All HA deployments should be based from an SLA (Service Level Agreement) where you have analyzed their uptime requirements of the application for your deployment. For example, how many hours per month can the system be offline? Is this allowed downtime for system failures, application upgrades, or both? The number of additional resources required for an HA system depends on the SLA it is designed to achieve. In general, as the SLA grows so does the need for resources to fulfill it.
Glossary of Terms
• high availability
A system or component that is continuously operational for a desirably long amount of time.
• scalability
The ability to increase the load that a system can support by increasing memory, disk, or CPU, or by adding servers.
• cluster
Instances of the same application that can simultaneously function. A cluster provides high availability and scalability.
• singleton
The singleton server is one server in the cluster that will handle cross-clusters behaviors such as timers and schedulers. It ensures that tasks are run only once within the cluster.
• virtual IP address
An IP address that represents an application. Clients that use the virtual IP are usually routed to a load balancer that then directs the request to the server running the application.
• load balancer
A device that receives network traffic and distributes it to the application(s) ready to accept it.
• failover
A backup operational mode in which the functions of a system component (such as a processor, server, network, or database) are assumed by secondary system components when the primary component becomes unavailable due to failure or scheduled down time.
• eventual consistency
Changes take time to propagate to all servers in a cluster environment.For more information, see
Eventual Consistency.
• shared state
A state that is shared across multiple servers in the cluster and is guaranteed to be the same regardless of which server looks at it.Property data is an example of shared state, where the current property value is the same in all servers.

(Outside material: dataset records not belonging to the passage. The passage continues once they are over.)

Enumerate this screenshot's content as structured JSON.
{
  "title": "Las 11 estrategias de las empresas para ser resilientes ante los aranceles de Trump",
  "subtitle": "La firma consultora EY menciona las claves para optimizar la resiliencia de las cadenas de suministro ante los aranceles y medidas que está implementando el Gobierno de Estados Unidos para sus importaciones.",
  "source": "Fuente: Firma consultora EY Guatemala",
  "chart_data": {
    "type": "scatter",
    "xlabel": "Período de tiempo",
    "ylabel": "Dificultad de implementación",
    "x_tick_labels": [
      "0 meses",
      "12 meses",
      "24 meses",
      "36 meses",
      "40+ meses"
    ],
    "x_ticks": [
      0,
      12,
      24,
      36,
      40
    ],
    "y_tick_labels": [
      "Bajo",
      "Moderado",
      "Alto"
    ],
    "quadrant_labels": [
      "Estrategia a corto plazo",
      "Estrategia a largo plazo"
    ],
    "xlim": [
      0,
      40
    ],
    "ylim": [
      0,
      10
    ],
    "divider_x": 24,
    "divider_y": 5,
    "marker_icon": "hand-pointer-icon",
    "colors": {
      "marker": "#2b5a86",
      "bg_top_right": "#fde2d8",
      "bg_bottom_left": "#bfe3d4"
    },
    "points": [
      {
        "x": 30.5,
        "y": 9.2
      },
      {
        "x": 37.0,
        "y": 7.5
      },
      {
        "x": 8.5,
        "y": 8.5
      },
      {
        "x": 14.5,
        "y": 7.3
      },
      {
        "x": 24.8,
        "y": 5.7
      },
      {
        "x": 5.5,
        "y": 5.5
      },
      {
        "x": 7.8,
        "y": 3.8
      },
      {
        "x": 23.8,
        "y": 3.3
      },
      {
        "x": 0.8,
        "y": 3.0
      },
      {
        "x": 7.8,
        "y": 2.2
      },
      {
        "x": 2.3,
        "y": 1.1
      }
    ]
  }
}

ThingWorx Reference Architecture for High Availability
The following image shows ThingWorx in a cluster configuration.
The following components can be part of a cluster deployment:
• Users and Devices- No role in HA functionality. From their perspective nothing changes. They always use the same URLs and IP address even if there is a change in the primary ThingWorx server.
• Firewalls- No HA function and can be considered optional. Firewalls are often placed to implement security requirements.
• Load Balancers- Load balancers manage a virtual IP address for the application they are supporting. All traffic routed to that virtual IP address is directed to the active application that can receive it.
• ThingWorx Connection Servers- Receives web socket traffic from assets and route it to the ThingWorx Platform. The connection servers can operate in a cluster configuration. Once an asset is directed to a specific Connection Server, it should always use the same connection server. If that server goes offline, then the asset should be redirected to another available Connection Server.
• ThingWorx Foundation- Receives all user and asset traffic.
• ThingWorx Repositories- These are required storage locations such as ThingworxPlatform, ThingworxStorage, and ThingworxBackupStorage, and any additional storage locations added to support your implementation. For a cluster environment, the storage folders must exist in a common storage location where all ThingWorx servers can equally access them.
• Apache ZooKeeper- ZooKeeper is a centralized coordination service used by ThingWorx Connection Server and Ignite for service discovery, singleton election, and distributed coordination.
• Apache Ignite- Ignite provides a distributed memory cache for sharing state across servers in the cluster.
• PostgreSQL- For an HA configuration, PostgreSQL will operate through two or more server nodes in a hot standby configuration. One node receives all write traffic, and one of the other nodes can receive all read traffic. Streaming replication is activated between all nodes to keep each node up to date.
• Pgpool-II- This is only used in PostgreSQL HA configurations. Pgpool-II nodes receive the ThingWorx requests (reads and writes) and directs them to the appropriate PostgreSQL node. It also monitors the health of each PostgreSQL node and can initiate failover and retargeting tasks when one of the nodes goes offline.
• Microsoft SQL Server (not pictured)- Microsoft Failover is used to ensure at least one MS SQL server is online and available.
• InfluxDB- An InfluxDB implementation is not required for a ThingWorx clustering configuration. If it is needed to meet the ingestion requirements of the implementation, then ensure it is configured for HA.